Of all the arts of the Renaissance, the masque is the artistic form most alien to audiences today. The most outstanding humanists, poets and artists of the day, in the full intensity of their creative powers, devoted themselves to producing masques; and until the Puritans closed the English theaters in 1642, the masque was the highest artform in England. But because of its ephemeral nature, not a lot of documentation related to masques remains, and much of what is said about the production and enjoyment of masques is still part speculation.
William Shakespeare wrote a masque-like interlude in The Tempest, understood by modern scholars to have been heavily influenced by the masque texts of Ben Jonson and the stagecraft of Inigo Jones. There is also a masque sequence in his Romeo and Juliet and Henry VIII. John Milton's Comus (with music by Henry Lawes) is described as a masque, though it is generally reckoned a pastoral play.
Reconstructions of Stuart masques have been few and far between. Part of the problem is that only texts survive complete; there is no complete music, only fragments, so no authoritative performance can be made without reconstruction.
The English semi-opera which developed in the latter part of the 17th century, a form in which John Dryden and Henry Purcell collaborated, borrows some elements from the masque and further elements from the contemporary courtly French opera of Jean-Baptiste Lully.

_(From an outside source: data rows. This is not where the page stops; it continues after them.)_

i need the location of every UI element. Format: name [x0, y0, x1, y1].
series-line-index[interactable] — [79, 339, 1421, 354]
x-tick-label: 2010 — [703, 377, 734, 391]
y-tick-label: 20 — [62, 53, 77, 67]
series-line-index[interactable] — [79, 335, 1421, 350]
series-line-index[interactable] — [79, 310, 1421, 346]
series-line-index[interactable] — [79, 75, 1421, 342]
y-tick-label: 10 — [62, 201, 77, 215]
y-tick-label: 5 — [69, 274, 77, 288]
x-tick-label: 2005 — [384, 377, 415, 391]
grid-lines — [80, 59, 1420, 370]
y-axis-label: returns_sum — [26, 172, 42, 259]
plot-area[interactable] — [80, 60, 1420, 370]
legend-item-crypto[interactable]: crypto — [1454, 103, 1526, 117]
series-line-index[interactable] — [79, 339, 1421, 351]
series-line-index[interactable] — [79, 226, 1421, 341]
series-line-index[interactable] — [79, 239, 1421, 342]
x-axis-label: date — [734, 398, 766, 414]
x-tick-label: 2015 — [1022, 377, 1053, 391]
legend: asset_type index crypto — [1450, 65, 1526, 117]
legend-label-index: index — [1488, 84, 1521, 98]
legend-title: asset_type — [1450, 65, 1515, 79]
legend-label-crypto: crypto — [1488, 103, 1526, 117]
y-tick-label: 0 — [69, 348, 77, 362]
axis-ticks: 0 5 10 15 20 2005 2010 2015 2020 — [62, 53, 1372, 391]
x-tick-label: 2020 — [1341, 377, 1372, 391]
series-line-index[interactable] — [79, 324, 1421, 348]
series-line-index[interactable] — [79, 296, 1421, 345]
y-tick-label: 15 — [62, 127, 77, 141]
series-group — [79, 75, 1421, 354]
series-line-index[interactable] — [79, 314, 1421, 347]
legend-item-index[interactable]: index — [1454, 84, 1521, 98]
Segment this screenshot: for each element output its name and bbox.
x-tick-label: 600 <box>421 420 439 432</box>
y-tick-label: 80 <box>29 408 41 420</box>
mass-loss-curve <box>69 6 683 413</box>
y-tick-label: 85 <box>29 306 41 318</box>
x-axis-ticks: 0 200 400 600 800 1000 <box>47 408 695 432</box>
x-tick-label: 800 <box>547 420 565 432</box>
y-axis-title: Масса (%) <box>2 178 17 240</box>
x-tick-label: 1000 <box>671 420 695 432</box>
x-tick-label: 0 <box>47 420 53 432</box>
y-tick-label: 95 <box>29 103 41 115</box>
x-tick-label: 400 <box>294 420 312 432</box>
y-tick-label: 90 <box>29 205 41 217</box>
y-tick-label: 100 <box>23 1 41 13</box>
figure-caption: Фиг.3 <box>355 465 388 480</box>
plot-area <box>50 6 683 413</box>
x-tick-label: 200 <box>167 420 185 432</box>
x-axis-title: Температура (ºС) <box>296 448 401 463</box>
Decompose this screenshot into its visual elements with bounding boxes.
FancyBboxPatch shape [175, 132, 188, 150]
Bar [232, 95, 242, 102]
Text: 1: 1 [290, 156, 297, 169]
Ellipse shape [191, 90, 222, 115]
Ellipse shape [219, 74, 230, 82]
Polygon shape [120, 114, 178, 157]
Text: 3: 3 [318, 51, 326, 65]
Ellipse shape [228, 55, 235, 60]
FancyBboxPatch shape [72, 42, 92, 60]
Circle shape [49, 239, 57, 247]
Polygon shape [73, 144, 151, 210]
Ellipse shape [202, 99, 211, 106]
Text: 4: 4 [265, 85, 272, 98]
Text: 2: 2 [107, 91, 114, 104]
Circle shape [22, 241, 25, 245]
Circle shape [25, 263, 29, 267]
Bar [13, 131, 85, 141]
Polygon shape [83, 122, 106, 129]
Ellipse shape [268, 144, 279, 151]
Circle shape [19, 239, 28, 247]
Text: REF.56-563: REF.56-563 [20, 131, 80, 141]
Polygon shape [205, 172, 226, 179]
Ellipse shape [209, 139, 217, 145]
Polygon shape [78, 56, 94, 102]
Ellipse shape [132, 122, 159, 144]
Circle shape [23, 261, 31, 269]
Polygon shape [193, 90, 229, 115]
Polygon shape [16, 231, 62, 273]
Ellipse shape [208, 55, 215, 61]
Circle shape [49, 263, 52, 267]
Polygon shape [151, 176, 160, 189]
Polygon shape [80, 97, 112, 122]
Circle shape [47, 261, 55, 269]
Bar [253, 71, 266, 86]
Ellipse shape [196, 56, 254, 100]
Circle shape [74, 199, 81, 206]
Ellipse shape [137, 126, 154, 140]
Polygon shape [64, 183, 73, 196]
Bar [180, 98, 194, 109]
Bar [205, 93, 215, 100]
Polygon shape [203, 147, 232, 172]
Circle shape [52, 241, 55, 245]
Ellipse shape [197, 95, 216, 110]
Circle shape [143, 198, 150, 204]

Eighteenth-century masques were less frequently staged. "Rule, Britannia!" started out as part of Alfred, a masque about Alfred the Great co-written by James Thomson and David Mallet which was first performed at Cliveden, country house of Frederick, Prince of Wales. It remains among the best-known British patriotic songs up to the present, while the masque of which it was originally part is only remembered by specialist historians.
Constant Lambert also wrote a piece he called a masque, Summer's Last Will and Testament, for orchestra, chorus and baritone. His title he took from Thomas Nash, whose masque was probably first presented before the Archbishop of Canterbury, perhaps at his London seat, Lambeth Palace, in 1592.